Девушка давно развязала шнурки на её груди, чтобы открыть доступ к шее. И сейчас стучала в её центре пальцем, ожидая ответа.
— Мы отдаёмся друг другу, — Ровер протягивает руку, касаясь щеки. Её кожа шершавая, ничего не имеющая общего с ухоженными городскими жительницами. И потому для неё она идеальна.
У Ровер, как и у многих девушек-воинов, побывавших в пекле жарких тяжёлых сражений, мало осталось от проявления ярких эмоций. В бою нужно быть собранным. В бою на жизнь не остаётся ничего, кроме чистой техники и уверенности в оточенности реакций. Инь Линь пробуждает в ней обычные чувства, как сама Ровер в ней. Поэтому обе улыбаются. Не так ярко, как нормальные люди друг другу. И возможно глаза говорят ярче, чем слабо поднятые уголки губ. Но в них они видят, как Ровер отбила удар, направленный на Инь Линь. Как она смотрела на плененную девушку и просит поверить. И хоть тогда злость переполняла, она легко согласилась.
Скрытая нежность в Инь Линь ощущалась лишь предчувствием. Слабой прохладой взгляда и дыхания.

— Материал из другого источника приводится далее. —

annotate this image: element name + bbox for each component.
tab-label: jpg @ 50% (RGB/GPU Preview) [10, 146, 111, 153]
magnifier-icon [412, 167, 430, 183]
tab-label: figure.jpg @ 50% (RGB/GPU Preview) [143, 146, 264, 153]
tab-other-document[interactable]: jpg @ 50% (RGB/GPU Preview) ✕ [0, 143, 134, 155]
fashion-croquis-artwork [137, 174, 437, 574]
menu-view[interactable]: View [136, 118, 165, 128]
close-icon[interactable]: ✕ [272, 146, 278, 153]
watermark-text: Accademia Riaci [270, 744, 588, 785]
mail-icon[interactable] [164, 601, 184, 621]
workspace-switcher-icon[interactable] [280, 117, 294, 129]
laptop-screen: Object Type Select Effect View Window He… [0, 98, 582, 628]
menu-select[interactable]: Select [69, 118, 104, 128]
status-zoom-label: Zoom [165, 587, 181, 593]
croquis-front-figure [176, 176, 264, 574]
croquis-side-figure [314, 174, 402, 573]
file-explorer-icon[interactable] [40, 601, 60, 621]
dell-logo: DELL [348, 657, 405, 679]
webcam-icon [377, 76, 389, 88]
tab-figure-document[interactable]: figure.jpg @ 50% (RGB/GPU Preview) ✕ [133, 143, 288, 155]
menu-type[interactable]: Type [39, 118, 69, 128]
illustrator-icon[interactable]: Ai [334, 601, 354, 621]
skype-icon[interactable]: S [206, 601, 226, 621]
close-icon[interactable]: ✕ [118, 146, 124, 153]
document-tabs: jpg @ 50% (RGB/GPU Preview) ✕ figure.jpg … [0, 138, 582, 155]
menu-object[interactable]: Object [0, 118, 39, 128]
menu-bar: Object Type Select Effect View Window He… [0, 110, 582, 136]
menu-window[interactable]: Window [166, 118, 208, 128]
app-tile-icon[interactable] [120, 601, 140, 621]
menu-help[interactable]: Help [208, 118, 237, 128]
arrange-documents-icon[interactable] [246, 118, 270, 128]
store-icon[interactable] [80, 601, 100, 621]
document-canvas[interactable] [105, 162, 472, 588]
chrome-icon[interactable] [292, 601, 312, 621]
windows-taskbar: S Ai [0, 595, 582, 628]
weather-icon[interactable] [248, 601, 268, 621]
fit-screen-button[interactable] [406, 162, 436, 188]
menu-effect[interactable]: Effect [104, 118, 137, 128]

Но чувствовать её в том, как аккуратно девушка ведёт ладонями по телу и обхватывает одной из них грудь - совсем другое. Слишком ярко и ново для всего времени, что они провели вместе, но ни одна из них согласившись на происходящее, уже не отступила бы. Эти руки защищали её несколько часов назад и дарят удовольствие и тепло сейчас.
Ровер прогибается, когда горячий язык касается её соска. Она готова была отдаться ей. От тела до души. Лишь бы Инь Линь принимала Ровер с таким ненасытным желанием всю её полностью.
Она хватает девушку за красные волосы, снова притягивая к себе. Потому что одиноко и мало. Чувствует призрачное жжение от прядей. Словно это движение ставит на ней самой клеймо принадлежности.
Когда нибудь город будет готов признать Инь Линь. Но сейчас ей достаточно признания Ровер, задыхающуюся на её пальцах. Её доверие и открытость. Того, как без капли стеснения она её хочет, требует к себе ближе.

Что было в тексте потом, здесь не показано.